TWO WEEKENDS ONLY: October 24-26 & October 31-November 2. Fridays & Saturdays at 7:30 p.m. and Sundays at 6:00 p.m.
ADMISSIONS: Adults – $1000 / Students – $400 (with I.D.)
VENUE: Dennis Scott Studio Theatre, 1 Arthur Wint Drive, Kingston 5
BOOKINGS: Call School of Drama Box Office at (876) 968-0028
Synopsis:
Using a side-show carnival motif, Susan-Lori Park’s takes us on a satirical journey of ‘The Venus Hottentot’. Parks’ Venus is the story of Sarah Saartjie Baartman, a young woman of Khoisan heritage who in 1810, is taken from her South African homeland to be showcased as an oddity and curiosity in London and later Paris, under the appellation, ‘Hottentot Venus’. Parks juxtaposes Baartman’s sensuality, sexuality and femininity with her objectification, fetishization and exoticization. Parks’ unique dialogue creates moments that will leave you laughing, cringing, troubled and in true Brechtian style, thrust you into the jarringly strange.
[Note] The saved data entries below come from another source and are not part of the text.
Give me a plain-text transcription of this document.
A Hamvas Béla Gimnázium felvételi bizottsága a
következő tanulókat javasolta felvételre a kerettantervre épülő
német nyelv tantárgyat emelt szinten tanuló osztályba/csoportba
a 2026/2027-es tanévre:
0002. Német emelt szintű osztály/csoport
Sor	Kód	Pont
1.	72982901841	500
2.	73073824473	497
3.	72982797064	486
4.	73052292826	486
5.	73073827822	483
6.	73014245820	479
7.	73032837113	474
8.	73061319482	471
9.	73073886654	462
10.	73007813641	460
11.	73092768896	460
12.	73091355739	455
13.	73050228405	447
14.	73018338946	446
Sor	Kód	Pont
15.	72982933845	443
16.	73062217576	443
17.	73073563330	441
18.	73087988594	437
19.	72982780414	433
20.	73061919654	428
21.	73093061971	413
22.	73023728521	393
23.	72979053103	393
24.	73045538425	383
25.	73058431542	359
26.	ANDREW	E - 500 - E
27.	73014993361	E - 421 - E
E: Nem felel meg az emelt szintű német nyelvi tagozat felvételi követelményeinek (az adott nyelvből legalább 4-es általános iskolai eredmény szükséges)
We see Baartman eventually emerge in all her show-ready glory. What her dress reveals are the burdens of history embodied by one woman. This is not merely the story of a woman with a large posterior, this is the story of a woman who is abducted (though seemingly complicit) from her homeland and is completely ‘othered’ in Europe where she is abused, treated like an animal and after five brutal years dies, unmourned. She dies after a miserable and poor existence in 1815 at the tender age of 25. Even in death her body does not belong to her as she is dissected by Dr. Georges Cuvier and her skeleton is later exhibited in the Musee de l’Homme in Paris.
Some hundred years later, her remains were eventually returned to South Africa in 2002 and her grave in Hankey in the Eastern Cape has since become an official heritage site. Giving Saartjie something she was never afforded in her short life…dignity.